Baker’s next project, The Burning Season—set to star Naomi Watts and Sophia Lillis—is on an indefinite hold due high COVID levels in Madagascar, the movie’s setting. But there is still a lot of hope in the industry that movies can weather the storm. Riege believes that in the long run, film sets may actually benefit from the experience.
“It’s that resilience of our industry,” Riege says. “Now that we’ve gone through these pandemic challenges, we’ll incorporate some of the things we’ve learned along the way, and we’ll continue moving forward in an even more efficient and safer manner.”
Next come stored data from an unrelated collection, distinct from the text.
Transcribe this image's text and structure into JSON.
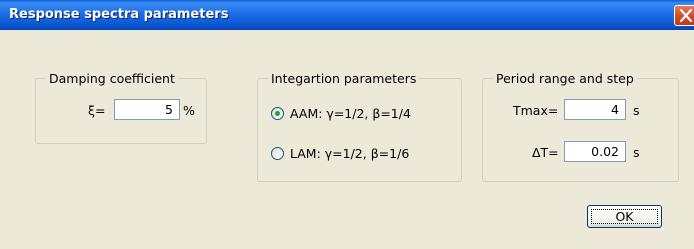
{
  "window": {
    "title": "Response spectra parameters"
  },
  "damping": {
    "legend": "Damping coefficient",
    "xi_label": "ξ=",
    "xi_value": "5",
    "unit": "%"
  },
  "integration": {
    "legend": "Integartion parameters",
    "options": [
      {
        "label": "AAM: γ=1/2, β=1/4",
        "selected": true
      },
      {
        "label": "LAM: γ=1/2, β=1/6",
        "selected": false
      }
    ]
  },
  "period": {
    "legend": "Period range and step",
    "tmax_label": "Tmax=",
    "tmax_value": "4",
    "tmax_unit": "s",
    "dt_label": "ΔT=",
    "dt_value": "0.02",
    "dt_unit": "s"
  },
  "buttons": {
    "ok": "OK"
  },
  "colors": {
    "titlebar": "#0a5fd6",
    "close_button": "#d24b2a",
    "dialog_bg": "#ece9d8",
    "radio_dot": "#21a121"
  },
  "icons": {
    "close": "close-icon"
  }
}
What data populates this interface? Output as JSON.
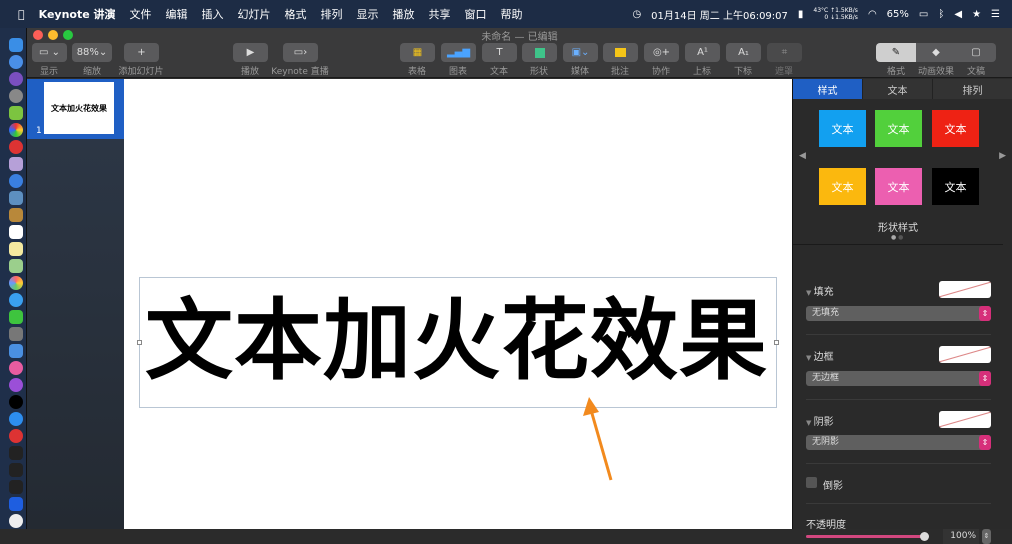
{
  "menubar": {
    "app": "Keynote 讲演",
    "items": [
      "文件",
      "编辑",
      "插入",
      "幻灯片",
      "格式",
      "排列",
      "显示",
      "播放",
      "共享",
      "窗口",
      "帮助"
    ],
    "datetime": "01月14日 周二 上午06:09:07",
    "temp": "43°C",
    "net_up": "↑1.5KB/s",
    "net_zero": "0",
    "net_down": "↓1.5KB/s",
    "battery": "65%"
  },
  "window": {
    "title": "未命名 — 已编辑"
  },
  "toolbar": {
    "view": "显示",
    "zoom_value": "88%",
    "zoom": "缩放",
    "add_slide": "添加幻灯片",
    "play": "播放",
    "live": "Keynote 直播",
    "table": "表格",
    "chart": "图表",
    "text": "文本",
    "shape": "形状",
    "media": "媒体",
    "comment": "批注",
    "collaborate": "协作",
    "superscript": "上标",
    "subscript": "下标",
    "mask": "遮罩",
    "format": "格式",
    "animate": "动画效果",
    "document": "文稿"
  },
  "navigator": {
    "slide_number": "1",
    "slide_text": "文本加火花效果"
  },
  "slide": {
    "text": "文本加火花效果"
  },
  "inspector": {
    "tabs": [
      "样式",
      "文本",
      "排列"
    ],
    "styles": [
      {
        "label": "文本",
        "color": "#12a0f0"
      },
      {
        "label": "文本",
        "color": "#52d03c"
      },
      {
        "label": "文本",
        "color": "#ee2214"
      },
      {
        "label": "文本",
        "color": "#fbb80e"
      },
      {
        "label": "文本",
        "color": "#ec5fb0"
      },
      {
        "label": "文本",
        "color": "#000000"
      }
    ],
    "styles_label": "形状样式",
    "fill": {
      "label": "填充",
      "value": "无填充"
    },
    "border": {
      "label": "边框",
      "value": "无边框"
    },
    "shadow": {
      "label": "阴影",
      "value": "无阴影"
    },
    "reflection": "倒影",
    "opacity": {
      "label": "不透明度",
      "value": "100%",
      "fraction": 1.0
    }
  },
  "accent": "#d62f7a"
}
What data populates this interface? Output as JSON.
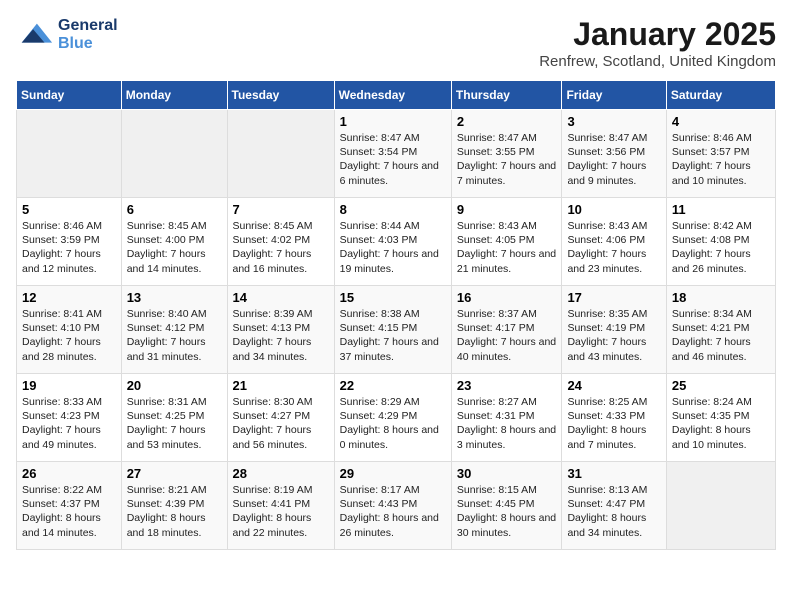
{
  "header": {
    "logo_general": "General",
    "logo_blue": "Blue",
    "title": "January 2025",
    "subtitle": "Renfrew, Scotland, United Kingdom"
  },
  "days_of_week": [
    "Sunday",
    "Monday",
    "Tuesday",
    "Wednesday",
    "Thursday",
    "Friday",
    "Saturday"
  ],
  "weeks": [
    [
      {
        "day": "",
        "info": ""
      },
      {
        "day": "",
        "info": ""
      },
      {
        "day": "",
        "info": ""
      },
      {
        "day": "1",
        "info": "Sunrise: 8:47 AM\nSunset: 3:54 PM\nDaylight: 7 hours and 6 minutes."
      },
      {
        "day": "2",
        "info": "Sunrise: 8:47 AM\nSunset: 3:55 PM\nDaylight: 7 hours and 7 minutes."
      },
      {
        "day": "3",
        "info": "Sunrise: 8:47 AM\nSunset: 3:56 PM\nDaylight: 7 hours and 9 minutes."
      },
      {
        "day": "4",
        "info": "Sunrise: 8:46 AM\nSunset: 3:57 PM\nDaylight: 7 hours and 10 minutes."
      }
    ],
    [
      {
        "day": "5",
        "info": "Sunrise: 8:46 AM\nSunset: 3:59 PM\nDaylight: 7 hours and 12 minutes."
      },
      {
        "day": "6",
        "info": "Sunrise: 8:45 AM\nSunset: 4:00 PM\nDaylight: 7 hours and 14 minutes."
      },
      {
        "day": "7",
        "info": "Sunrise: 8:45 AM\nSunset: 4:02 PM\nDaylight: 7 hours and 16 minutes."
      },
      {
        "day": "8",
        "info": "Sunrise: 8:44 AM\nSunset: 4:03 PM\nDaylight: 7 hours and 19 minutes."
      },
      {
        "day": "9",
        "info": "Sunrise: 8:43 AM\nSunset: 4:05 PM\nDaylight: 7 hours and 21 minutes."
      },
      {
        "day": "10",
        "info": "Sunrise: 8:43 AM\nSunset: 4:06 PM\nDaylight: 7 hours and 23 minutes."
      },
      {
        "day": "11",
        "info": "Sunrise: 8:42 AM\nSunset: 4:08 PM\nDaylight: 7 hours and 26 minutes."
      }
    ],
    [
      {
        "day": "12",
        "info": "Sunrise: 8:41 AM\nSunset: 4:10 PM\nDaylight: 7 hours and 28 minutes."
      },
      {
        "day": "13",
        "info": "Sunrise: 8:40 AM\nSunset: 4:12 PM\nDaylight: 7 hours and 31 minutes."
      },
      {
        "day": "14",
        "info": "Sunrise: 8:39 AM\nSunset: 4:13 PM\nDaylight: 7 hours and 34 minutes."
      },
      {
        "day": "15",
        "info": "Sunrise: 8:38 AM\nSunset: 4:15 PM\nDaylight: 7 hours and 37 minutes."
      },
      {
        "day": "16",
        "info": "Sunrise: 8:37 AM\nSunset: 4:17 PM\nDaylight: 7 hours and 40 minutes."
      },
      {
        "day": "17",
        "info": "Sunrise: 8:35 AM\nSunset: 4:19 PM\nDaylight: 7 hours and 43 minutes."
      },
      {
        "day": "18",
        "info": "Sunrise: 8:34 AM\nSunset: 4:21 PM\nDaylight: 7 hours and 46 minutes."
      }
    ],
    [
      {
        "day": "19",
        "info": "Sunrise: 8:33 AM\nSunset: 4:23 PM\nDaylight: 7 hours and 49 minutes."
      },
      {
        "day": "20",
        "info": "Sunrise: 8:31 AM\nSunset: 4:25 PM\nDaylight: 7 hours and 53 minutes."
      },
      {
        "day": "21",
        "info": "Sunrise: 8:30 AM\nSunset: 4:27 PM\nDaylight: 7 hours and 56 minutes."
      },
      {
        "day": "22",
        "info": "Sunrise: 8:29 AM\nSunset: 4:29 PM\nDaylight: 8 hours and 0 minutes."
      },
      {
        "day": "23",
        "info": "Sunrise: 8:27 AM\nSunset: 4:31 PM\nDaylight: 8 hours and 3 minutes."
      },
      {
        "day": "24",
        "info": "Sunrise: 8:25 AM\nSunset: 4:33 PM\nDaylight: 8 hours and 7 minutes."
      },
      {
        "day": "25",
        "info": "Sunrise: 8:24 AM\nSunset: 4:35 PM\nDaylight: 8 hours and 10 minutes."
      }
    ],
    [
      {
        "day": "26",
        "info": "Sunrise: 8:22 AM\nSunset: 4:37 PM\nDaylight: 8 hours and 14 minutes."
      },
      {
        "day": "27",
        "info": "Sunrise: 8:21 AM\nSunset: 4:39 PM\nDaylight: 8 hours and 18 minutes."
      },
      {
        "day": "28",
        "info": "Sunrise: 8:19 AM\nSunset: 4:41 PM\nDaylight: 8 hours and 22 minutes."
      },
      {
        "day": "29",
        "info": "Sunrise: 8:17 AM\nSunset: 4:43 PM\nDaylight: 8 hours and 26 minutes."
      },
      {
        "day": "30",
        "info": "Sunrise: 8:15 AM\nSunset: 4:45 PM\nDaylight: 8 hours and 30 minutes."
      },
      {
        "day": "31",
        "info": "Sunrise: 8:13 AM\nSunset: 4:47 PM\nDaylight: 8 hours and 34 minutes."
      },
      {
        "day": "",
        "info": ""
      }
    ]
  ]
}
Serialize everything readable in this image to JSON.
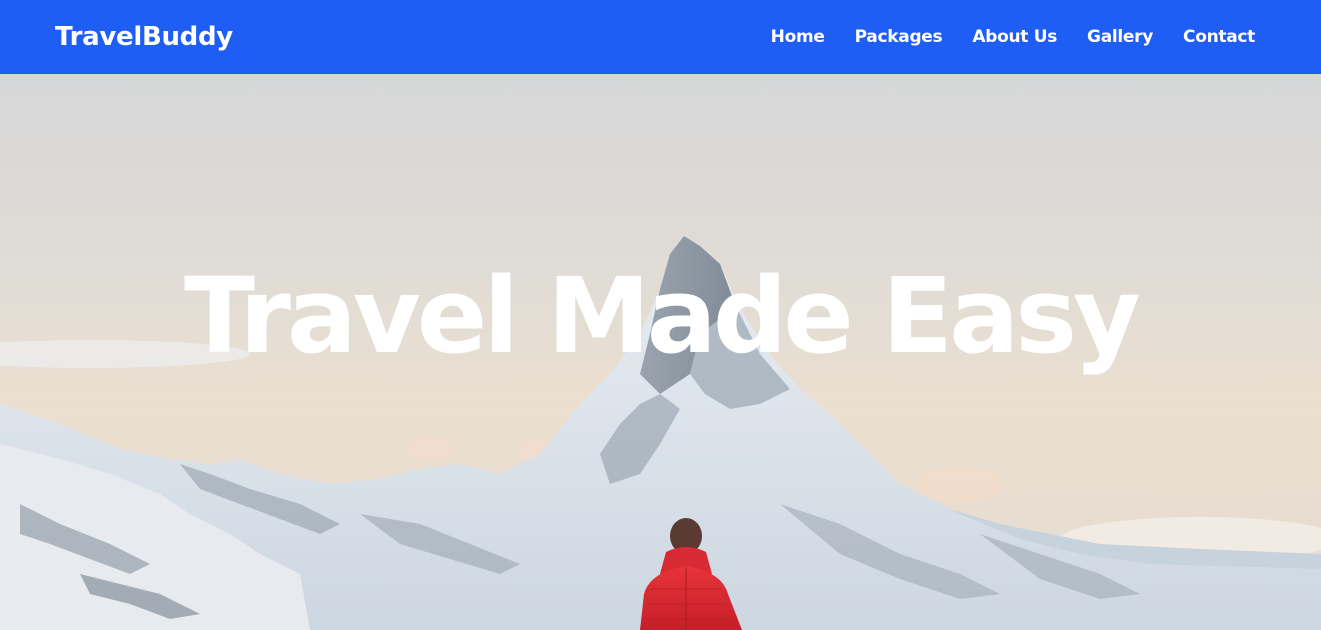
{
  "navbar": {
    "brand": "TravelBuddy",
    "links": [
      {
        "label": "Home"
      },
      {
        "label": "Packages"
      },
      {
        "label": "About Us"
      },
      {
        "label": "Gallery"
      },
      {
        "label": "Contact"
      }
    ]
  },
  "hero": {
    "title": "Travel Made Easy"
  },
  "colors": {
    "navbar_bg": "#1f5ef5",
    "nav_text": "#ffffff",
    "hero_title": "#ffffff"
  }
}
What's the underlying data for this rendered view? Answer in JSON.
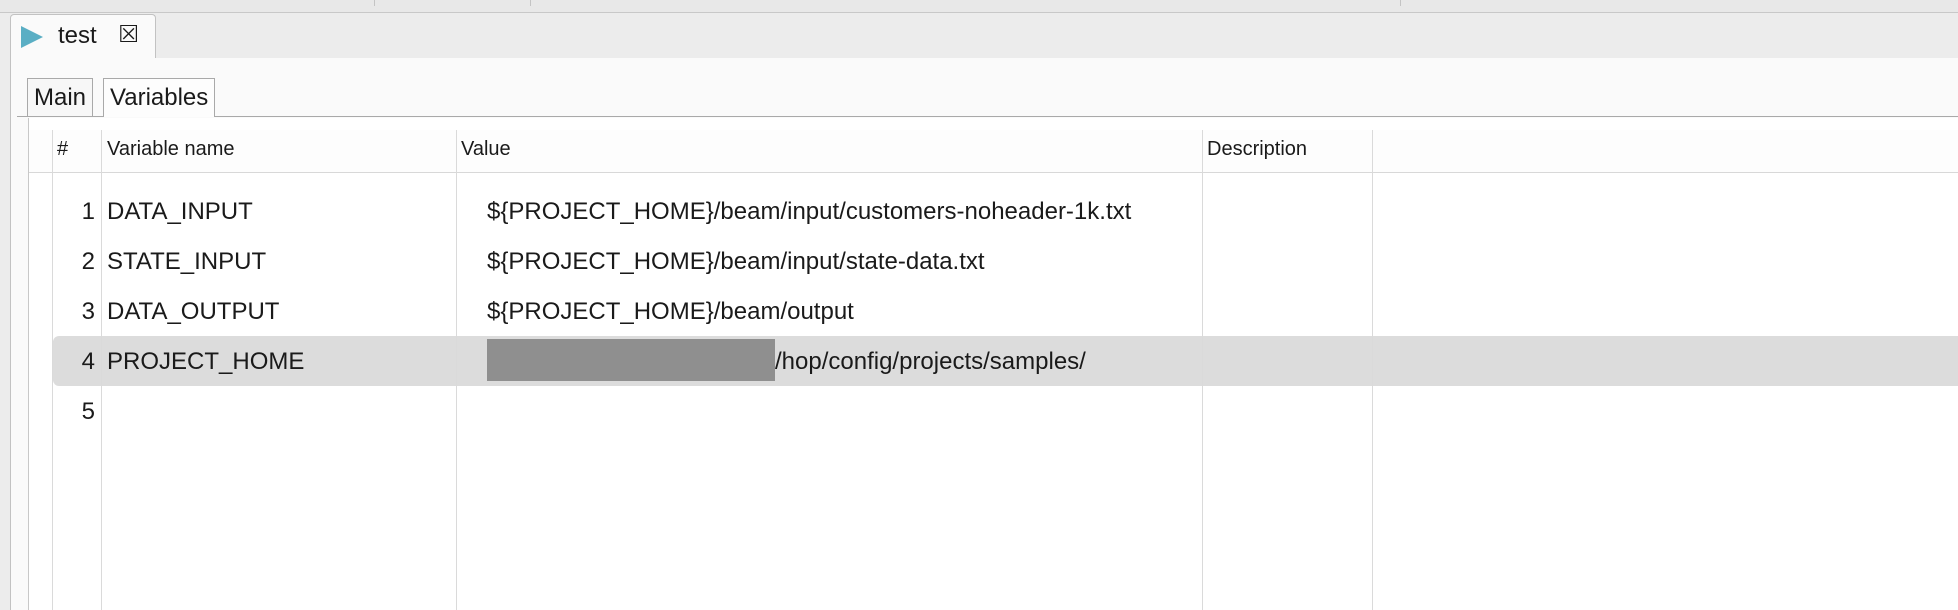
{
  "editor": {
    "tab_title": "test",
    "tab_icon": "pipeline-play-icon",
    "close_icon": "close-icon"
  },
  "subtabs": [
    {
      "label": "Main",
      "active": false
    },
    {
      "label": "Variables",
      "active": true
    }
  ],
  "table": {
    "columns": [
      "#",
      "Variable name",
      "Value",
      "Description"
    ],
    "rows": [
      {
        "num": "1",
        "name": "DATA_INPUT",
        "value": "${PROJECT_HOME}/beam/input/customers-noheader-1k.txt",
        "description": ""
      },
      {
        "num": "2",
        "name": "STATE_INPUT",
        "value": "${PROJECT_HOME}/beam/input/state-data.txt",
        "description": ""
      },
      {
        "num": "3",
        "name": "DATA_OUTPUT",
        "value": "${PROJECT_HOME}/beam/output",
        "description": ""
      },
      {
        "num": "4",
        "name": "PROJECT_HOME",
        "value_visible_suffix": "/hop/config/projects/samples/",
        "value_prefix_redacted": true,
        "description": "",
        "selected": true
      },
      {
        "num": "5",
        "name": "",
        "value": "",
        "description": ""
      }
    ]
  },
  "colors": {
    "selected_row": "#dcdcdc",
    "play_icon": "#5aaec4",
    "redaction": "#8f8f8f"
  }
}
A lot of uncertainty remains. The rise of the delta variant has brought on returning restrictions on indoor venues in Los Angeles, combined with the return to masks indoors—even for the vaccinated, which is fueling worries about further decreases in moviegoing. Meanwhile, on the production end, the door has been recently opened for individual productions to require mandatory vaccinations. While some may balk at such a step, mandatory vaccinations could prove essential to getting big budget films made and kept on schedule as it will greatly decrease the need for daily tests to prevent the spreading of germs on set.
“Now that we’ve gone through these pandemic challenges, we’ll incorporate some of the things we’ve learned along the way, and we’ll continue moving forward in an even more efficient and safer manner.”
The difficulties aren’t over by a longshot. At the same time—after professionals such as Brooks, Baker and Riege have learned how to safely adapt to necessary restrictions—there is no question that the need for entertainment, escape and the power of art is stronger than ever. We don’t just want movies; we need them, and for many of us, the light at the end of this long tunnel is coming from the flickering glow of a projector, welcoming us back to a world of dreams and endless possibilities.